Les réformés confessants et l’avenir de l’église
Pierre COURTHIAL*
Les tensions sont telles aujourd’hui, dans le protestantisme réformé de notre pays, et notamment dans l’Eglise réformée de France, que plusieurs craignent qu’ils n’aillent au-devant de nouveaux schismes. Parallèlement, la situation à laquelle, depuis des années, étaient acculés les « réformés confessants » se trouve en fait débloquée, le temps étant venu pour eux d’entreprises positives qui requièrent leur application, leur hardiesse et leur joie.
Ayant désormais retrouvé la liberté d’être eux-mêmes au sein du protestantisme réformé français et – s’ils en sont membres – dans l’Eglise réformée de France, ayant conscience d’être les héritiers légitimes des Eglises réformées qui ont résolument confessé leur foi dans les synodes nationaux des XVIe et XVIIe siècles et, décidés à confesser la même foi au XXe siècle, ils vont de l’avant, sans aucune intention schismatique, sachant que l’avenir de l’Eglise est entre les mains de celui qui a promis: « Je bâtirai mon Eglise et les portes de l’enfer ne prévaudront pas contre elle. »
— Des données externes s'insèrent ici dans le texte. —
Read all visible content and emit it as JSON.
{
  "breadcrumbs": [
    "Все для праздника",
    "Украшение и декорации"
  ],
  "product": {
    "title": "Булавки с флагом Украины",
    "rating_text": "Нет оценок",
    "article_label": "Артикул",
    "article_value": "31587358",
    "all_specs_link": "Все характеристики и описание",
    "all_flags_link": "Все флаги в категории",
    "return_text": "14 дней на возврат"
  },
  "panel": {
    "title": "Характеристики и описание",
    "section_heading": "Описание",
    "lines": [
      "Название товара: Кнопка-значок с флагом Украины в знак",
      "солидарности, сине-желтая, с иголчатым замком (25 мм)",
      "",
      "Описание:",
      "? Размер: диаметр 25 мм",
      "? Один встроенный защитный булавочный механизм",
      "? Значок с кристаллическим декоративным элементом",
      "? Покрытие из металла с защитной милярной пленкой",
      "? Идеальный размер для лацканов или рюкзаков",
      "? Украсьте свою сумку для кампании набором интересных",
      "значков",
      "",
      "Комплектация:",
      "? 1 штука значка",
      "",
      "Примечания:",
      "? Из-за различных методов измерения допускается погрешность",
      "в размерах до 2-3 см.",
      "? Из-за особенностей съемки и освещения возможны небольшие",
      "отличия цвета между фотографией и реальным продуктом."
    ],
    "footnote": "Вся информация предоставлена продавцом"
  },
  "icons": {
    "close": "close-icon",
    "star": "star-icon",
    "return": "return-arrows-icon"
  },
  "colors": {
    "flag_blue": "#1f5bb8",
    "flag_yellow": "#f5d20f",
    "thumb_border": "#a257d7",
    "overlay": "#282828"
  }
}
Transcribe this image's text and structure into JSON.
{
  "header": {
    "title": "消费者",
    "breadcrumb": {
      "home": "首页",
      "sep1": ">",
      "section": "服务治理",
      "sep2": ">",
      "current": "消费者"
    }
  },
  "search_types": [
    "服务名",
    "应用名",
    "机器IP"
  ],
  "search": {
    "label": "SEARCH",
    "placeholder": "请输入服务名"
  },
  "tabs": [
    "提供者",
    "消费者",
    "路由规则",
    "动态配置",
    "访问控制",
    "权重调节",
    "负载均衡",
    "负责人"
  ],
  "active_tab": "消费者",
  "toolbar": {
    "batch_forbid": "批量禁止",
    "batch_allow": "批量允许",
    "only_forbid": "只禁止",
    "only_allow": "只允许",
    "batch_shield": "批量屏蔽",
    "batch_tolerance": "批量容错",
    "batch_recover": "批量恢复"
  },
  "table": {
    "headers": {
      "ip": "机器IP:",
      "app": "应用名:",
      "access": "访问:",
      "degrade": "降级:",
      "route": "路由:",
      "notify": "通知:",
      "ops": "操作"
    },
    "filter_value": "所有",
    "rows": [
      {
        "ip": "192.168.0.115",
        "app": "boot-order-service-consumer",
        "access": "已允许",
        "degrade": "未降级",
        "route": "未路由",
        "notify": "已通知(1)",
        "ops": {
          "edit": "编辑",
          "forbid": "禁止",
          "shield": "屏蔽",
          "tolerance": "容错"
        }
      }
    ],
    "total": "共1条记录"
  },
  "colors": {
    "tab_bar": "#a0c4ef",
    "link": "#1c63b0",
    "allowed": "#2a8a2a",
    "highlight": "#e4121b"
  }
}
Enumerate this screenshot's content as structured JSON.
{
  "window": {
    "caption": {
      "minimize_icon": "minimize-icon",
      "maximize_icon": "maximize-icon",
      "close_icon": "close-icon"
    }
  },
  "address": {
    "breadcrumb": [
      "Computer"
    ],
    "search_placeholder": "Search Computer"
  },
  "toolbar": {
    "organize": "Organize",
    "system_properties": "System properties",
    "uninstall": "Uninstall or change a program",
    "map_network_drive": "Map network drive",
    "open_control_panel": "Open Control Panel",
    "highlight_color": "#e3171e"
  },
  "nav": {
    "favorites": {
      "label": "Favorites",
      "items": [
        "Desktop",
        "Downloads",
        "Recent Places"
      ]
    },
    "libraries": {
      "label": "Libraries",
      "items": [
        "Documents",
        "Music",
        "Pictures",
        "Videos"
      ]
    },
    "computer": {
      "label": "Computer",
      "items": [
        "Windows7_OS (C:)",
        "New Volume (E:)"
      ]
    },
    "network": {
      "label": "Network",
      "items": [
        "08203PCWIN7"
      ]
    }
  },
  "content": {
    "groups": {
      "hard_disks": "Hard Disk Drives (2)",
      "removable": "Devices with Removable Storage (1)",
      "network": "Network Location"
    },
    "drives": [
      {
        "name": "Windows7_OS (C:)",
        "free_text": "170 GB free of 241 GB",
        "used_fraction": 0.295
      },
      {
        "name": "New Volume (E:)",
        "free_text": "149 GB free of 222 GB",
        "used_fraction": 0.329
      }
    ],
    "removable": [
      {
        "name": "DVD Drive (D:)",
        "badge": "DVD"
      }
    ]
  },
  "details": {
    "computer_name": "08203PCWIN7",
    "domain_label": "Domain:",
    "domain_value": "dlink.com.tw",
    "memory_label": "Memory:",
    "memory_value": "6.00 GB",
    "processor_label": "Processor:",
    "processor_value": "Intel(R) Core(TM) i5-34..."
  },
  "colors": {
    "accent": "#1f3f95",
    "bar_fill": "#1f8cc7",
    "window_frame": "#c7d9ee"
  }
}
I. Ce que doivent être les réformés confessants
Combats le bon combat de la foi. Saisis la vie éternelle à laquelle tu as été appelé et pour laquelle tu as prononcé cette belle confession de foi en présence d’un grand nombre de témoins.
(1 Timothée 6:12)
Toute vraie, toute belle confession de foi est du même mouvement à la gloire du Dieu vivant, Père, Fils et Saint-Esprit, qui s’est fait connaître en Jésus-Christ et dans la Sainte Ecriture qu’il a inspirée, et pour l’unité de sa sainte Eglise qui témoigne de son Evangile et de sa Loi dans un monde radicalement hostile. Aussi s’agit-il d’un combat, d’un bon combat.
La confession de foi ecclésiale n’est pas en mots et des lèvres seulement, mais jaillit profondément de la conviction des « cœurs ». Elle est tissée de la doctrine et de la prière qui ont leur source en la Parole de Dieu, en elle seule, en elle toute, par la puissance de l’Esprit saint vivifiant et illuminateur.
Les réformés confessants reconnaissent et font cordialement leur « la foi transmise aux saints une fois pour toutes » (Jude 3) telle qu’elle est proclamée dans les Symboles de l’Eglise ancienne (des Apôtres, de Nicée, Constantinople, d’Athanase) et dans les confessions de foi réformées des XVIe et XVIIe siècles; et cela non pas à cause de leur antiquité mais parce qu’ils sont conformes à la Parole de Dieu, à l’Ecriture sainte.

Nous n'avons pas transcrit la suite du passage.